Sponsorship and push mechanisms do not merely increase visibility; they control context. When a track is consistently paired with moments of fun, social interaction, and positive emotional states, the brain forms an association through Classical Conditioning. The track becomes coded as the emotion itself. At this point, music ceases to be an aesthetic object and becomes a trigger. Quality is no longer required.

The reason the human brain is so vulnerable to this process lies in cognitive efficiency. Through Cognitive Load Reduction, the brain prioritizes paths that require the least energy. Depth, ambiguity, and attention demand mental effort. In a modern environment where individuals are overstimulated and cognitively exhausted, simple and quickly digestible content gains a clear advantage.

Most of these tracks are not actively listened to. They are not chosen, compared, or analyzed. They merely exist in the environment. This mode of Passive Consumption creates habits. Over time, habit begins to feel like preference. Yet this attachment is shallow; when the track ends, it leaves no trace and is simply replaced by the next one.

At this point, a gap emerges between the average listener and a mind with advanced listening capability. A trained ear perceives intention, structure, absence, and the true density behind repetition. As a result, the track is experienced not as expression, but as a product. The discomfort arises here. This is not a matter of superiority, but of perceptual resolution.

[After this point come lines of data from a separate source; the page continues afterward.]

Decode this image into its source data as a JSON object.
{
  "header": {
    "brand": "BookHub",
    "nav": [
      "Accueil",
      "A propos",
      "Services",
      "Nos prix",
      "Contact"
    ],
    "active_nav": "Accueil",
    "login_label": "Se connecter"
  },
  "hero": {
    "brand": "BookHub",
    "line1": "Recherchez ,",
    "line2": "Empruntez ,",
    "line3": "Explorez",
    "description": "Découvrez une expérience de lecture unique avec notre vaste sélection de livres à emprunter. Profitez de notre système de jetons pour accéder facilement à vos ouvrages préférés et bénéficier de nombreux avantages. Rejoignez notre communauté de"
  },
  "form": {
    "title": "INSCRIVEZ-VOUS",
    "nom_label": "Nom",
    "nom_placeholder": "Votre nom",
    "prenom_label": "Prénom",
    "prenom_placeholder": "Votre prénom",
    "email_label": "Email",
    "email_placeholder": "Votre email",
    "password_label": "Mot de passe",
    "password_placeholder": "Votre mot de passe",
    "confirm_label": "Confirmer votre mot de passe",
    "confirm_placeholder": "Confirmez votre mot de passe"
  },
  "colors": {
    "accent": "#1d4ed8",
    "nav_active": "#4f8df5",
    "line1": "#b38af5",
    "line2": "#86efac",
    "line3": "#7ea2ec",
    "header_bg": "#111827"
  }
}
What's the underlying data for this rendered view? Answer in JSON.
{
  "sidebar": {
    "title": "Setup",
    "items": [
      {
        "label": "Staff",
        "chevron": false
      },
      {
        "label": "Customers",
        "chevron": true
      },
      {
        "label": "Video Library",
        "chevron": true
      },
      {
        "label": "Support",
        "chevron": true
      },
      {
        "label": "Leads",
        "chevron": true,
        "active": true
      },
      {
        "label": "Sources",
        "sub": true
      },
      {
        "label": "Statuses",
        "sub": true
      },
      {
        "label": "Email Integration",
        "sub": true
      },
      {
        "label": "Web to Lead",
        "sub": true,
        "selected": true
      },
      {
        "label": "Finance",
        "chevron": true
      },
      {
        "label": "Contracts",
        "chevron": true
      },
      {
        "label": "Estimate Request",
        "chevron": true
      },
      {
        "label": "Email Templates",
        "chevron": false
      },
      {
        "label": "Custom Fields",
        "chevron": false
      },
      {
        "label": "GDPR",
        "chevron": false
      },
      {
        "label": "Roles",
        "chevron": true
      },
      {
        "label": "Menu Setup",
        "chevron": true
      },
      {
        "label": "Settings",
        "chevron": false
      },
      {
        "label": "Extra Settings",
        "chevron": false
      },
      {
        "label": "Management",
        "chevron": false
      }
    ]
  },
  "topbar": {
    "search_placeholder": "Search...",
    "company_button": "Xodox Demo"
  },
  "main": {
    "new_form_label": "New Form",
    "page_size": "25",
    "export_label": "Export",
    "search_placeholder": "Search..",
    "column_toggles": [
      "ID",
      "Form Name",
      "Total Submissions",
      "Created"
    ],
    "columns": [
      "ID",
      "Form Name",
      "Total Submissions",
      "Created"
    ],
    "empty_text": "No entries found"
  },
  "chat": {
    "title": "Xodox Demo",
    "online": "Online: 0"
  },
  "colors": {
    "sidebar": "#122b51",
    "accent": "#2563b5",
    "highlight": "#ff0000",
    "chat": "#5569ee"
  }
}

Today, many tracks are not truly liked, defended, or remembered. They are merely tolerated through familiarity. This is not a conspiracy, but the natural outcome of a system optimized for maximum consumption. Not because people are unintelligent, but because the human brain operates this way.

At the core of this system lies a fundamental shift in purpose. The primary goal is no longer to create music or art, but to generate revenue. Artistic value, expression, and longevity become secondary concerns, relevant only if they serve monetization. Music turns into a delivery vehicle for attention, and attention is converted directly into profit. In such a structure, success is measured not by depth or meaning, but by reach, repetition, and return on investment.

A track may have been played millions of times. That does not make it good. It only proves this: when repeated enough, perception can replace aesthetics. And for those who can feel this distinction, the real exhaustion begins precisely at this point.